Duane Eubanks Quintet / Things of That Particular Nature

Duane Eubanks(Tp, Flh)
Abraham Burton(Ts)
Marc Cary(P, Rhodes)
Dezron Douglas(B)
Eric McPherson(Ds)
Steve Nelson(Vib)
Rec. July 8, 2014, NJ
(Sunnyside SSC1390)

デュアン・ユーバンクス(1969年生まれ)のリーダー作を買うのは「Duane Eubanks / Second Take(01年)」以来。その間は「Dave Holland Big Band/Overtime(05年)」「Orrin Evans/Listen to the Band(07年)」「Kevin Eubanks / The Messenger(12年)」「Orrin Evans' Captain Black Big Band / Mother's Touch(14年)」(各別頁あり)ぐらいでしか聴いたことがないけれど、本人のサイトを見ると他にもいろんなアルバムに参加しているんだね。実兄のケビンやロビンほど知名度は高くないデュアンだが、本作ではエイブラハム・バートン、マーク・キャリー、デズロン・ダグラス、エリック・マクファーソン、スティーヴ・ネルソンのそそられるメンバーと、はたしてどんな感じの演奏をしているのか楽しみだ。

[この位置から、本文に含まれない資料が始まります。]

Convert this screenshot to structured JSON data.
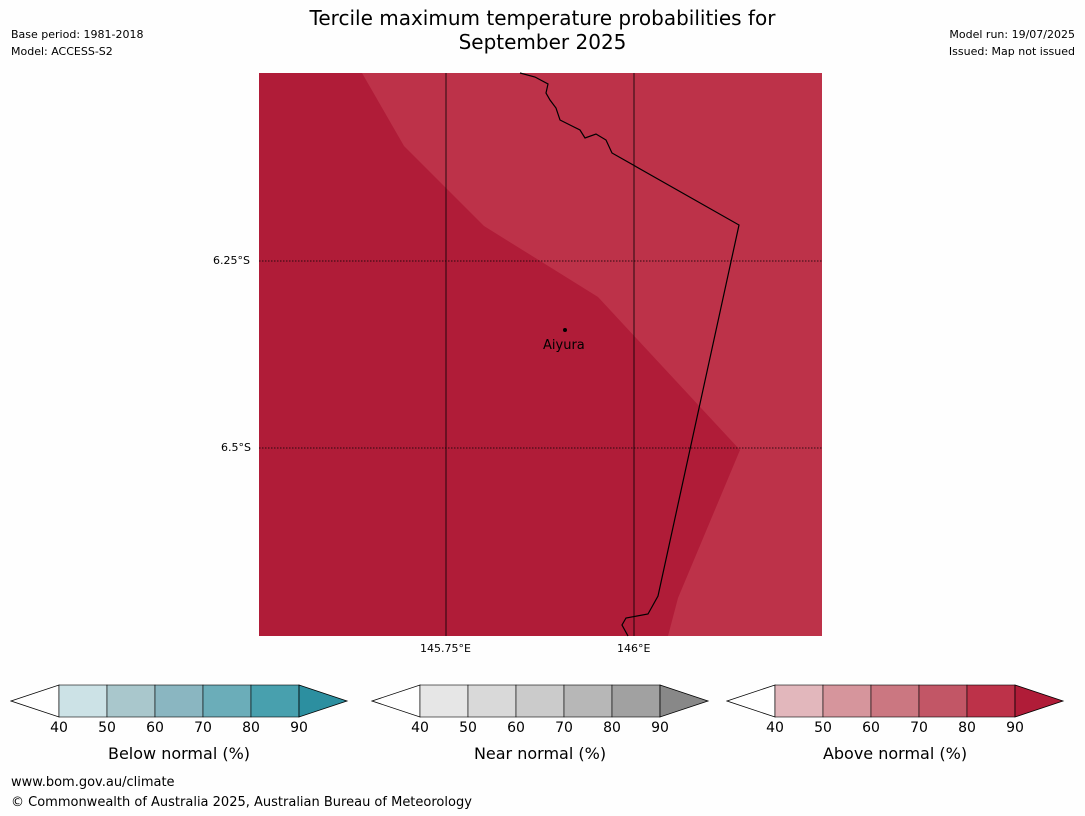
{
  "header": {
    "title_line1": "Tercile maximum temperature probabilities for",
    "title_line2": "September 2025",
    "base_period": "Base period: 1981-2018",
    "model": "Model: ACCESS-S2",
    "model_run": "Model run: 19/07/2025",
    "issued": "Issued: Map not issued"
  },
  "map": {
    "lat_labels": [
      "6.25°S",
      "6.5°S"
    ],
    "lon_labels": [
      "145.75°E",
      "146°E"
    ],
    "place": "Aiyura",
    "colors": {
      "prob_80_90": "#b01c38",
      "prob_70_80": "#bd3249",
      "border": "#000000"
    }
  },
  "legends": [
    {
      "label": "Below normal (%)",
      "ticks": [
        "40",
        "50",
        "60",
        "70",
        "80",
        "90"
      ],
      "colors": [
        "#cce2e6",
        "#a9c7cc",
        "#8ab6c1",
        "#6badb9",
        "#48a0ae"
      ],
      "arrow_color": "#2c8fa0"
    },
    {
      "label": "Near normal (%)",
      "ticks": [
        "40",
        "50",
        "60",
        "70",
        "80",
        "90"
      ],
      "colors": [
        "#e6e6e6",
        "#d9d9d9",
        "#cbcbcb",
        "#b7b7b7",
        "#a1a1a1"
      ],
      "arrow_color": "#888888"
    },
    {
      "label": "Above normal (%)",
      "ticks": [
        "40",
        "50",
        "60",
        "70",
        "80",
        "90"
      ],
      "colors": [
        "#e2b7bc",
        "#d6959c",
        "#cb7781",
        "#c25666",
        "#bd3249"
      ],
      "arrow_color": "#b01c38"
    }
  ],
  "footer": {
    "website": "www.bom.gov.au/climate",
    "copyright": "© Commonwealth of Australia 2025, Australian Bureau of Meteorology"
  }
}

ユーバンクス曲が9曲と、マルグリュー・ミラーの「Holding Hands」で全10曲。
1曲目「Purple, Blue, and Red」はマイルスの黄金クインテット的な演奏。ユーバンクスは数か所で音程があやふやな部分があるような気がするけれど、そういう荒削りなプレイが勢いのあるバンド演奏とも相まって逆にいい感じ。またバートンの男性的で無骨なテナーやキャリーのモーダルなプレイにも好感が持てて、早くも買ってよかったという気にさせてくれる。それは2曲目「As Is」も同様なのだが、同じような曲調が続いているのは気にならなくもない。と思っていたら3曲目「Rosey」では雰囲気を変えて、キャリーがエレピを弾きながらの16ビート調の演奏となっているし、4曲目「Holding Hands」はネルソンの参加で、またサウンドがガラリと変わっているのでホッとする。曲調はダークなものと明るめなものをバランスよく配しているし、似たようなテンポやリズムの曲が続いていないのもいい塩梅。各人とも最高に上手いといったわけではないけど、曲調によくマッチしたセンスのいいアドリブで聴かせてくれる。また力強くてガッチリとしたダグラスのベースと、4ビート曲ではトニー・ウィリアムスの匂いが感じられるマクファーソンのドラムスとの相性も悪くないね。
ユーバンクスのトランペットは今の若手の有名どころと比較するとそこそこではあるけれど、曲作りに関してはなかなかいいものを持っているね。短めの曲が多いこともあり、聴き終わった後の充実感は得られないものの、ジャズの伝統を踏まえた上での現在進行形の演奏はそれなりに魅力的。録音(エンジニアはTom Tedesco、ミックスとマスターは内藤克彦)もテナーは若干硬質だけど、ベースを筆頭に各楽器が逞しい音色で捉えられていて上々だ。